In the 2010 movie The Spy Next Door, Chan plays Bob Ho, a Chinese agent on loan to the CIA who falls in love with Gillian, his divorced neighbor. The issue is that Gillian's kids dislike Bob because they view him as an uninteresting nerd. When Gillian gets a call to travel out of the state to be with her dad, who is having hip surgery, Bob is poised to inform her about his history. In order to win the kids over, Bob looks after the kids while she's gone. However, a Russian criminal escapes the CIA's grasp, and Gillian's intelligent son has accessed a confidential document from Bob's computer that the antagonist would do everything to get rid of. Seeing Chan engage with the kids and using his slap-stick humor more extensively makes this movie significantly funnier.

2 Kung Fu Panda

Chan as the monkey in Kung Fu Panda
Dreamworks Animation

In 2008, DreamWorks Animation and Paramount Pictures released the computer-animated superhero martial arts comedy Kung Fu Panda, the first film in the franchise. The film stars Chan as Master Monkey, an easy-going golden snub-nosed monkey who is a member of the Furious Five, a group of kung fu masters who live in the Jade Palace under the guidance of Master Shifu (Dustin Hoffman).

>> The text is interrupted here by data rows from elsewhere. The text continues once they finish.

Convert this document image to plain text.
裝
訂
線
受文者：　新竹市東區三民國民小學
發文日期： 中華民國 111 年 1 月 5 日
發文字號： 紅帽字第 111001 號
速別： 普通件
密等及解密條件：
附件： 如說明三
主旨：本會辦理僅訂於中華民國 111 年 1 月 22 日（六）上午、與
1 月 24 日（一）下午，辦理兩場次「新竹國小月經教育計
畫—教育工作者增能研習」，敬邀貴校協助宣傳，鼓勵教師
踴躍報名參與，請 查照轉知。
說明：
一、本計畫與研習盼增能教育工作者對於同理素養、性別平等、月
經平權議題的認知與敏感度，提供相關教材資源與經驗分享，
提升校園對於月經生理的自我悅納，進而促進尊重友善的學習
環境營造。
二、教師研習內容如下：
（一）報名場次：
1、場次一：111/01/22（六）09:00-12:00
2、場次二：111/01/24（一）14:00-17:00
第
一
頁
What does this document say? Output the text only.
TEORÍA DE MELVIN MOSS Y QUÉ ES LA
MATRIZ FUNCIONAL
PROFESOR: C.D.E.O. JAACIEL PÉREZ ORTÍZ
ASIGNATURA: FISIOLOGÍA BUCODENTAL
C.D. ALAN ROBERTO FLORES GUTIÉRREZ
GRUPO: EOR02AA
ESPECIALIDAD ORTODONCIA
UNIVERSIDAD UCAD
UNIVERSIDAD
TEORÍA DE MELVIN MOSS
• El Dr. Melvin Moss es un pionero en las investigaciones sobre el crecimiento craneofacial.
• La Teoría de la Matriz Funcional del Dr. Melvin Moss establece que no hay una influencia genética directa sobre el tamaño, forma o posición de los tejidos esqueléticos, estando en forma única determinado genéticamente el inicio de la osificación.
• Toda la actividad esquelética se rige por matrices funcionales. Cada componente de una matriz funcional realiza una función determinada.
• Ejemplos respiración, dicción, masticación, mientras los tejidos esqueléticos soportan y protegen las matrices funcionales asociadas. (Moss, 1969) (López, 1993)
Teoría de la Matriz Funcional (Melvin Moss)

It is up to the Furious Five to train Po (Jack Black), the unlikely hero who loves noodles, to become the true Dragon Warrior in spite of his many flaws. It was reported that a fourth film in the Kung Fu Panda franchise will release in 2024, but it is not yet clear if Chan will reprise his role as he has in the previous films.

1 Rush Hour

Jackie Chan and Chris Tucker enjoying a moment in Rush Hour.
New Line Cinema

Rush Hour is a 1998 American buddy action comedy movie that was written by Jim Kouf and Ross LaManna and directed by Brett Ratner. As the two police officers from opposite worlds — Detective Inspector Lee (Jackie Chan), a Hong Kong detective, and Detective James Carter (Chris Tucker), an FBI agent and a loudmouthed, work-alone Los Angeles officer — discover they have nothing in common, tensions rise. They must work together to apprehend the culprits and save Soo Yung (Julia Hsu), an eleven-year-old Chinese girl who is the daughter of the Chinese consul, as time is running out. The movie's box office triumph, which, according to Rotten Tomatoes, brought in over $140 million in the USA, inspired two sequels with the apt names, Rush Hour 2 and Rush Hour 3.